Using Smart Ink To Prevent Infections From Syringes
Nominated for an INDEX Award, David Swann's ABC Syringe changes color when it's exposed to air, thus providing a visual alert that it may be unsafe to use. The device could save more than a million lives each year.
Huddersfield University researcher David Swann has designed a syringe that could help prevent the spread of infection by providing an unmistakable sign that it may not be safe to use. The shell of the ABC Syringe contains a special kind of ink that reacts to the presence of carbon dioxide.

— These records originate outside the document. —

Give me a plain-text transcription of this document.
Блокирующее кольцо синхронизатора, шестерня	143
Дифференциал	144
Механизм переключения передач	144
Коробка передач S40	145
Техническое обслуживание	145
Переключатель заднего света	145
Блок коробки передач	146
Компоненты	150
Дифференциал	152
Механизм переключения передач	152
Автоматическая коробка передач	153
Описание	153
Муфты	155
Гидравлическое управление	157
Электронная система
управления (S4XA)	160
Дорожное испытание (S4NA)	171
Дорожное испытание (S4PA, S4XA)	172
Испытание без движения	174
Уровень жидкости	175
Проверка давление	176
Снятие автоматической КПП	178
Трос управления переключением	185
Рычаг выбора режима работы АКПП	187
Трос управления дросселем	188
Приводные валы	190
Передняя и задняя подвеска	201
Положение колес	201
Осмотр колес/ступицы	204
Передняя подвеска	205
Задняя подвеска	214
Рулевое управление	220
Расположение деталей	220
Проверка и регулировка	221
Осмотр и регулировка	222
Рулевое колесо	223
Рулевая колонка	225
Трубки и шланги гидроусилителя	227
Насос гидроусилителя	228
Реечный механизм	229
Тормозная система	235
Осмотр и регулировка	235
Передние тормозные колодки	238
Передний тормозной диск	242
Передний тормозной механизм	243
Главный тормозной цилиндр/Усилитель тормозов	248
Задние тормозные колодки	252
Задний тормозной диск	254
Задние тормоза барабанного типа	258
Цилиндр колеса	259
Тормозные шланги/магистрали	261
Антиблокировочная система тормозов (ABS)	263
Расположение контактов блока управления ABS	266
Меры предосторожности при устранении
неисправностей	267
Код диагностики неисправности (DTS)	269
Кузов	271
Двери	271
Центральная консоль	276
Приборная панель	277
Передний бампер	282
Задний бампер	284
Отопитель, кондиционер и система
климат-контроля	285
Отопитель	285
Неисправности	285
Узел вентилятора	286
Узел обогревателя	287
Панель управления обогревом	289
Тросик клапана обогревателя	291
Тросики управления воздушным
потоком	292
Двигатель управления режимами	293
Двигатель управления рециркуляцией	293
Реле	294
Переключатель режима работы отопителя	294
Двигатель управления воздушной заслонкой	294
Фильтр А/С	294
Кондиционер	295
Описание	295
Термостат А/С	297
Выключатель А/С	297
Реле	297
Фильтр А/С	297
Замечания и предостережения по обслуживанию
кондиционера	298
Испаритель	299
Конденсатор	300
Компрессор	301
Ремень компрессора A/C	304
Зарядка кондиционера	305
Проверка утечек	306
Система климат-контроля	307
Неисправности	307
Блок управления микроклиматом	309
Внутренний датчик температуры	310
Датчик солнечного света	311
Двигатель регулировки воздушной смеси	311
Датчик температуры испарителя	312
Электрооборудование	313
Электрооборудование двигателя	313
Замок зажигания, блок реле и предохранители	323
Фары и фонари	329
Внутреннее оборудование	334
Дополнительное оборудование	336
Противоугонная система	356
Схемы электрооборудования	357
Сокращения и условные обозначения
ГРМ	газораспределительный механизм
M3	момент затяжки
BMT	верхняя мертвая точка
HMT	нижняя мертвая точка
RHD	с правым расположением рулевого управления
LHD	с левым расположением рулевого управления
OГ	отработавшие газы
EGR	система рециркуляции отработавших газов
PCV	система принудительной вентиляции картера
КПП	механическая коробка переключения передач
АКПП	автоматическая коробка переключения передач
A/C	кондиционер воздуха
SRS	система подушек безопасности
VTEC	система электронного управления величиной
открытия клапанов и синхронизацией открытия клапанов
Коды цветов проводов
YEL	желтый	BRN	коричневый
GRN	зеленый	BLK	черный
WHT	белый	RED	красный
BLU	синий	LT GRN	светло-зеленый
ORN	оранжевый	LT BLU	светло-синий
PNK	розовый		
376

Once it’s removed from its sealed container, the shell turns dark red after about a minute of exposure. Swann’s invention has been nominated for an INDEX Award, which is given to people whose designs could potentially help solve global challenges.
What’s the Big Idea?
World Health Organization figures indicate that over a million people die every year from unsafe injection practices, and they account for nearly a third of hepatitis A and B cases worldwide. In India alone at least half of the 4-5 billion injections given yearly are unsafe, and Swann says it’s not uncommon for people to scavenge for old syringes that they can wash and resell: “When you compare a sterile syringe just out of its packaging with a syringe that’s been washed, how do you determine the difference?” He notes that the success of the ABC Syringe would depend on a dedicated public education campaign that would train both medical professionals and patients to automatically recognize a red syringe as unsafe.